We seek remedies from both sellers and servicers in the normal course of business related to breaches of representations
and warranties for loans they sold to us or service for us. At times, this may include entering into settlement agreements to
resolve repurchase requests. In 2014, we recovered amounts with respect to $2.0 billion in UPB of loans subject to our
repurchase requests for selling and servicing violations, including $0.4 billion in UPB related to settlement agreements.
Pursuing Our Rights Against Mortgage Insurers
We continue to pursue claims for coverage under mortgage insurance policies, a form of credit enhancement we use to
mitigate our credit loss exposure. Primary mortgage insurance is generally required for mortgages with LTV ratios greater than
80%.
We received payments under primary and other mortgage insurance policies of $1.1 billion and $2.0 billion during 2014
and 2013, respectively. Although the financial condition of certain of our mortgage insurers has improved in recent years, some
have failed to fully meet their obligations and there remains a significant risk that others may fail to do so.
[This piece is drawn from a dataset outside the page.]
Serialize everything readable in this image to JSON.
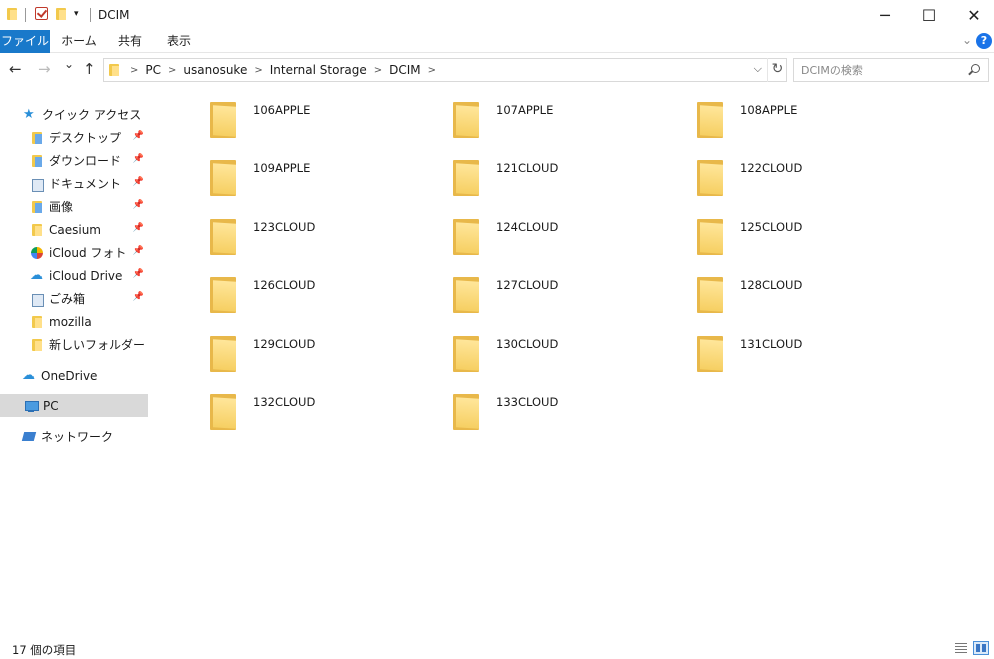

We expect to receive
substantially less than full payment of our claims from two of our mortgage insurance counterparties, as they are only permitted
to make partial payments under orders from their respective regulators.
Our ability to manage our exposure to mortgage insurers is limited. While our mortgage insurers are operating below our
eligibility thresholds, we generally cannot revoke a mortgage insurer's status as an eligible insurer without FHFA approval. In
addition, we do not select the insurer that will provide the insurance on a specific loan. Instead, the selection is made by the
lender at the time the loan is originated.
Recovering Losses on Non-Agency Mortgage-Related Securities
We incurred substantial losses on our investments in non-agency mortgage-related securities in prior years. We are
working, in some cases in conjunction with other investors, to mitigate or recover our losses. In 2014, we and FHFA reached
settlements with a number of institutions which resulted in our recognition of $6.1 billion of income. Lawsuits against other
institutions are currently pending. See “NOTE 15: CONCENTRATION OF CREDIT AND OTHER RISKS” for more
information about our recent agreements with institutions that issued certain non-agency mortgage-related securities.
Reducing Our Mortgage-Related Investments Portfolio Over Time
We are required to reduce the size of our mortgage-related investments portfolio over time pursuant to the Purchase
Agreement and FHFA regulation. We are particularly focused on reducing the balance of less liquid assets in this portfolio. In
2014, the size of our mortgage-related investments portfolio declined by 11% or $52.6 billion, to $408.4 billion. Our less liquid
assets accounted for $47.0 billion of this decline. Our less liquid assets are reduced through: (a) liquidations (including
scheduled repayments along with prepayments); (b) sales (including sales related to settlements of non-agency mortgage-
related securities litigation); and (c) securitizations.
In July 2014, pursuant to the 2014 Conservatorship Scorecard, we submitted a plan to FHFA to meet (even under adverse
market conditions) the portfolio reduction requirements of the Purchase Agreement. In October 2014, FHFA requested that we
revise the plan to provide that we would manage the UPB of the mortgage-related investments portfolio so that it does not
exceed 90% of the annual cap established by the Purchase Agreement. Under the revised plan approved by FHFA, we may seek
permission from FHFA to increase the plan's limit on the UPB of the mortgage-related investments portfolio to 95% of the
Purchase Agreement annual cap. FHFA has indicated that any portfolio sales should be commercially reasonable transactions
that consider impacts to the market, borrowers and neighborhood stability.
For additional information, see “Limits on Investment Activity and Our Mortgage-Related Investments Portfolio.”
Building a Commercially Strong and Efficient Business Enterprise to Succeed in a To-Be-Determined Future State
We continue to take steps to build a stronger, profitable business model. Our goal is to strengthen the business model so
we can run our business efficiently and effectively in support of homeowners and taxpayers and, if required as part of a future
state for the enterprise, be ready to return to private sector ownership.
Our Single-family Guarantee segment is focused on strengthening our business model by:
Better serving our customers: Our customers are our sellers, servicers, and investors/dealers. Based on feedback from
our customers, we are enhancing our processes and programs to improve their experience when doing business with
us. This includes providing seller/servicers with greater certainty that the loans they sell to us or service for us meet
our requirements, thereby reducing the number of repurchase requests we make to them and the amount of
compensatory fees they pay to us. We are providing greater certainty by enhancing the tools we make available to our
customers (including Loan Prospector, Loan Quality Advisor, and Home Value Explorer), and expanding and
leveraging the data standards of the Uniform Mortgage Data Program.